Wszyscy myśleli, że TO była decyzja Nawrockiego. Duda się zgłosił i ujawnił prawdę! „Trochę się uśmiechałem”
Screenshot: Kanal Żero
Dlaczego słynny Okrągły Stół zniknął z Pałacu Prezydenckiego? Okazuje się, że nie jest to decyzja Karola Nawrockiego. – To jest proces, który zaczął się przed laty – ujawnił w rozmowie z portalem wPolityce.pl Andrzej Duda.
Duda tłumaczy, jak było
Słynny Okrągły Stół, przy którym przedstawiciele Solidarności rozmawiali z władzami PZPR, znika z Pałacu Prezydenckiego i trafi do Muzeum Historii Polski, co wywołało kontrowersje. Wiele osób twierdziło, że to nieodpowiedzialna inicjatywa Karola Nawrockiego, ponieważ to on ogłosił decyzję, mówiąc przy okazji o „końcu postkomunizmu”, ale Andrzej Duda rzucił na sprawę nowe światło.
– Trochę się uśmiechałem na pokrzykiwania niektórych konserwatywnych publicystów i komentatorów, o tym jaka to wielka dekomunizacja. To jest proces, który zaczął się przed laty. Rozmowy na ten temat prowadziłem ja i mój przedstawiciel, pan minister Wojciech Kolarski z Ministerstwem Kultury i Dziedzictwa Narodowego, z panem premierem prof. Glińskim. Rzecz sprowadzała się do tego, żeby okrągły stół znalazł się tam, gdzie jego miejsce, czyli w Muzeum Historii Polski. Jest to mebel o charakterze historycznym, związany z historycznym wydarzeniem. Czy ono się komuś podoba czy nie, jest elementem historii — powiedział były prezydent w rozmowie z Marzeną Nykiel dla portalu wPolityce.pl.

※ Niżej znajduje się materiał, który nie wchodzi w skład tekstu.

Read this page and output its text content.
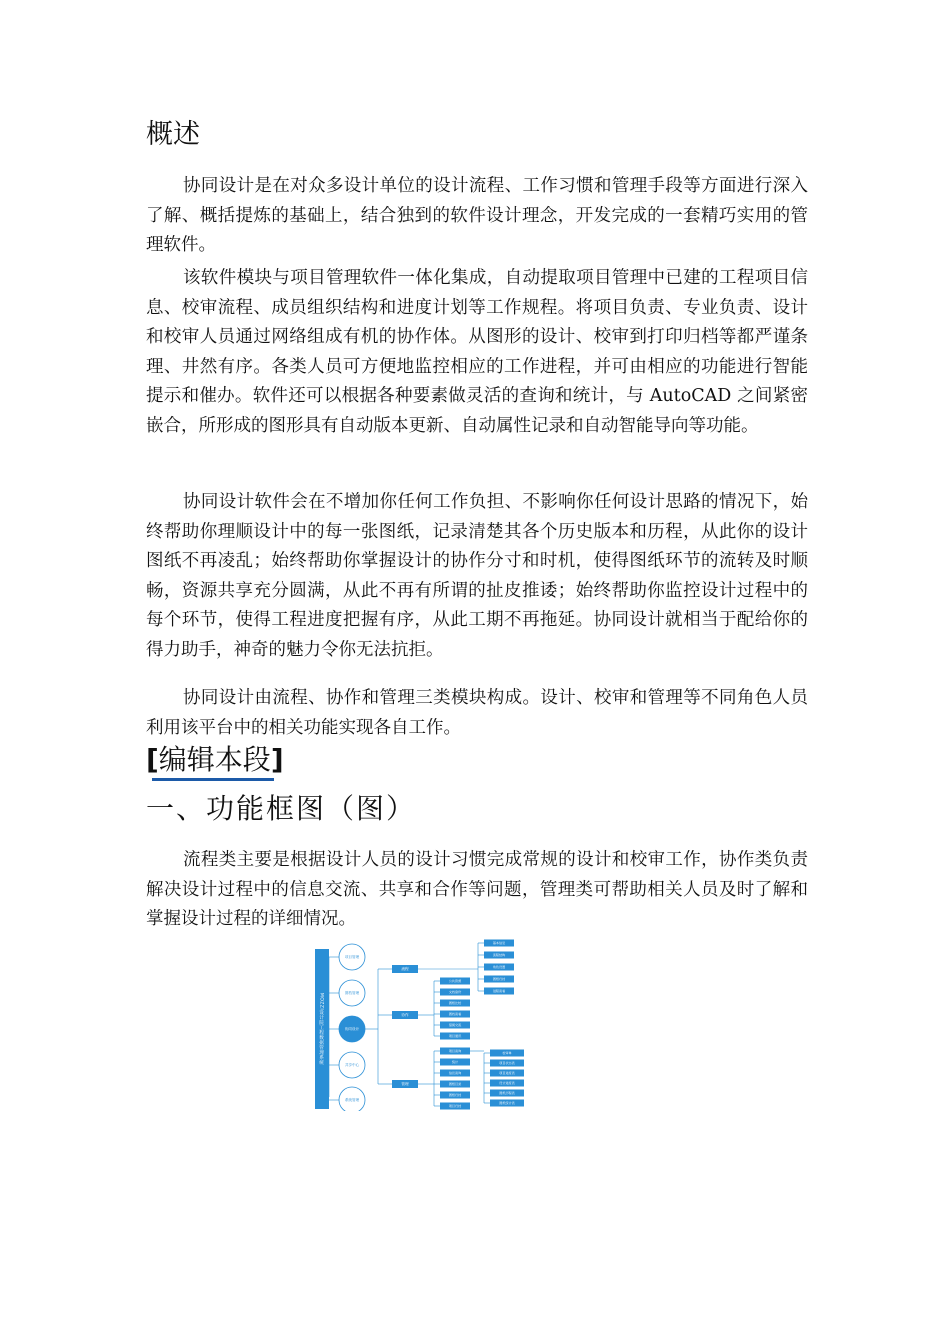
概述

协同设计是在对众多设计单位的设计流程、工作习惯和管理手段等方面进行深入了解、概括提炼的基础上，结合独到的软件设计理念，开发完成的一套精巧实用的管理软件。

该软件模块与项目管理软件一体化集成，自动提取项目管理中已建的工程项目信息、校审流程、成员组织结构和进度计划等工作规程。将项目负责、专业负责、设计和校审人员通过网络组成有机的协作体。从图形的设计、校审到打印归档等都严谨条理、井然有序。各类人员可方便地监控相应的工作进程，并可由相应的功能进行智能提示和催办。软件还可以根据各种要素做灵活的查询和统计，与 AutoCAD 之间紧密嵌合，所形成的图形具有自动版本更新、自动属性记录和自动智能导向等功能。

协同设计软件会在不增加你任何工作负担、不影响你任何设计思路的情况下，始终帮助你理顺设计中的每一张图纸，记录清楚其各个历史版本和历程，从此你的设计图纸不再凌乱；始终帮助你掌握设计的协作分寸和时机，使得图纸环节的流转及时顺畅，资源共享充分圆满，从此不再有所谓的扯皮推诿；始终帮助你监控设计过程中的每个环节，使得工程进度把握有序，从此工期不再拖延。协同设计就相当于配给你的得力助手，神奇的魅力令你无法抗拒。

协同设计由流程、协作和管理三类模块构成。设计、校审和管理等不同角色人员利用该平台中的相关功能实现各自工作。

[编辑本段]
一、功能框图（图）

流程类主要是根据设计人员的设计习惯完成常规的设计和校审工作，协作类负责解决设计过程中的信息交流、共享和合作等问题，管理类可帮助相关人员及时了解和掌握设计过程的详细情况。

MOZZI设计院工程数据管理系统
项目管理
图档管理
协同设计
共享中心
系统管理
流程
协作
管理
基本信息
流程结构
角色设置
图纸归档
进程查看
公共资源
文档备份
图纸比较
图档查看
借阅交流
项目通讯
项目查询
统计
信息查询
图纸目录
图纸归档
项目归档
校审单
项目状态表
项目进度表
设计进度表
图纸历程表
图纸统计表
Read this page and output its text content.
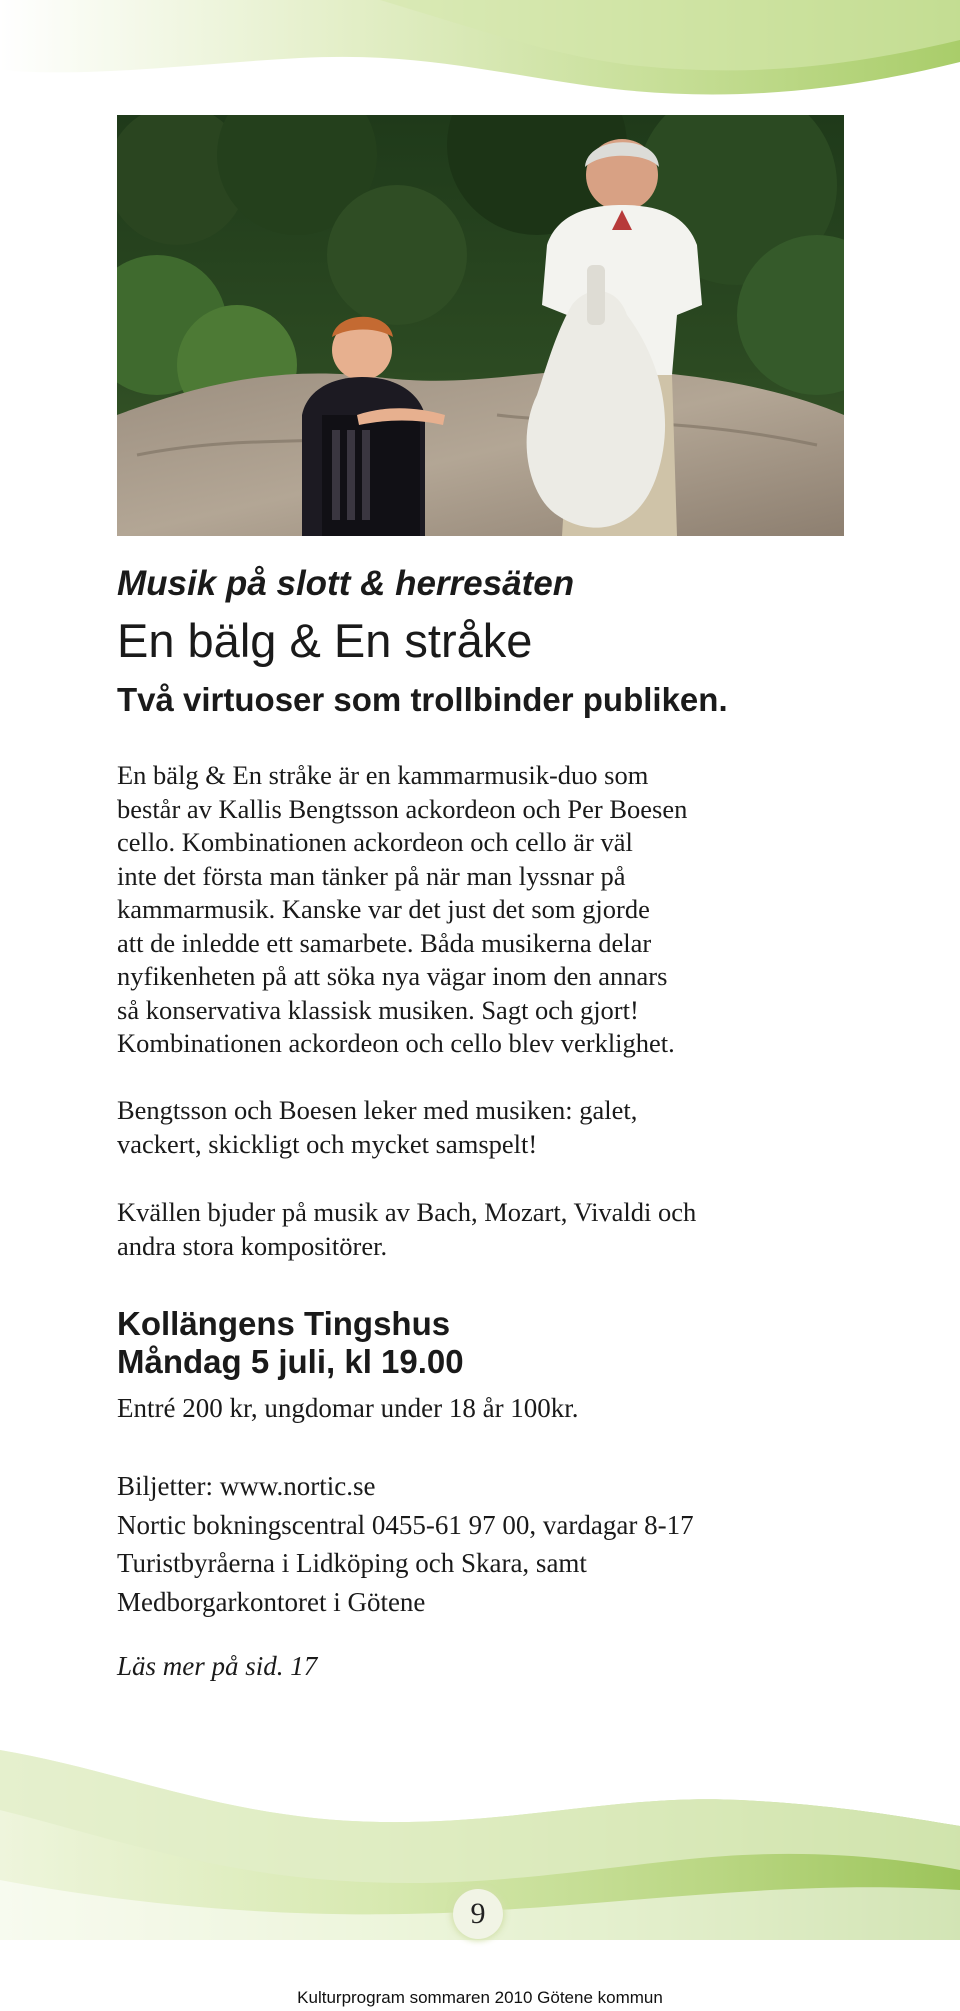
Musik på slott & herresäten
En bälg & En stråke
Två virtuoser som trollbinder publiken.

En bälg & En stråke är en kammarmusik-duo som
består av Kallis Bengtsson ackordeon och Per Boesen
cello. Kombinationen ackordeon och cello är väl
inte det första man tänker på när man lyssnar på
kammarmusik. Kanske var det just det som gjorde
att de inledde ett samarbete. Båda musikerna delar
nyfikenheten på att söka nya vägar inom den annars
så konservativa klassisk musiken. Sagt och gjort!
Kombinationen ackordeon och cello blev verklighet.

Bengtsson och Boesen leker med musiken: galet,
vackert, skickligt och mycket samspelt!

Kvällen bjuder på musik av Bach, Mozart, Vivaldi och
andra stora kompositörer.

Kollängens Tingshus
Måndag 5 juli, kl 19.00

Entré 200 kr, ungdomar under 18 år 100kr.

Biljetter: www.nortic.se
Nortic bokningscentral 0455-61 97 00, vardagar 8-17
Turistbyråerna i Lidköping och Skara, samt
Medborgarkontoret i Götene

Läs mer på sid. 17

9

Kulturprogram sommaren 2010 Götene kommun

Jego zdaniem słynny mebel był w miejscu, w którym nie powinien być: „stał przy wyjściu z Pałacu Prezydenckiego, w salce przy biurze przepustek, ściśnięty między filarami i prawie nikt go nie zauważał”. –Trzeba było go ludziom pokazywać palcem – dodał.
Śmiechom nie było końca!
Gdy dziennikarka zauważyła, że usunięcie Okrągłego Stołu „wywołało (…) nieprawdopodobną histerię”, Duda nie uderzył się w pierś – przyznał, że wszystko to go mocno rozbawiło.
– Gdy słyszę te oburzone wypowiedzi pana [Bogdana] Borusewicza i innych, to się śmieję, że może dlatego tak bardzo oponują, że to oznacza oddanie ich dziedzictwa do muzeum. I to jest rzeczywiście symbolicznie i nie tylko symbolicznie ważne — kpił z dawnego opozycjonisty.
Na koniec pochwalił swojego następcę.
– Pan prezydent Nawrocki słusznie użył pewnego zabiegu myślowego, przypominając układ z postkomunistami, których reprezentuje dzisiaj właśnie pan Czarzasty, postać niezbyt ciekawa. To, że pełni jedną z najbardziej eksponowanych funkcji w Polsce, pokazuje kim jest Donald Tusk i jego ekipa, bo to są ich partnerzy koalicyjni, wierni przyjaciele – pluł jadem z okazji świąt były prezydent.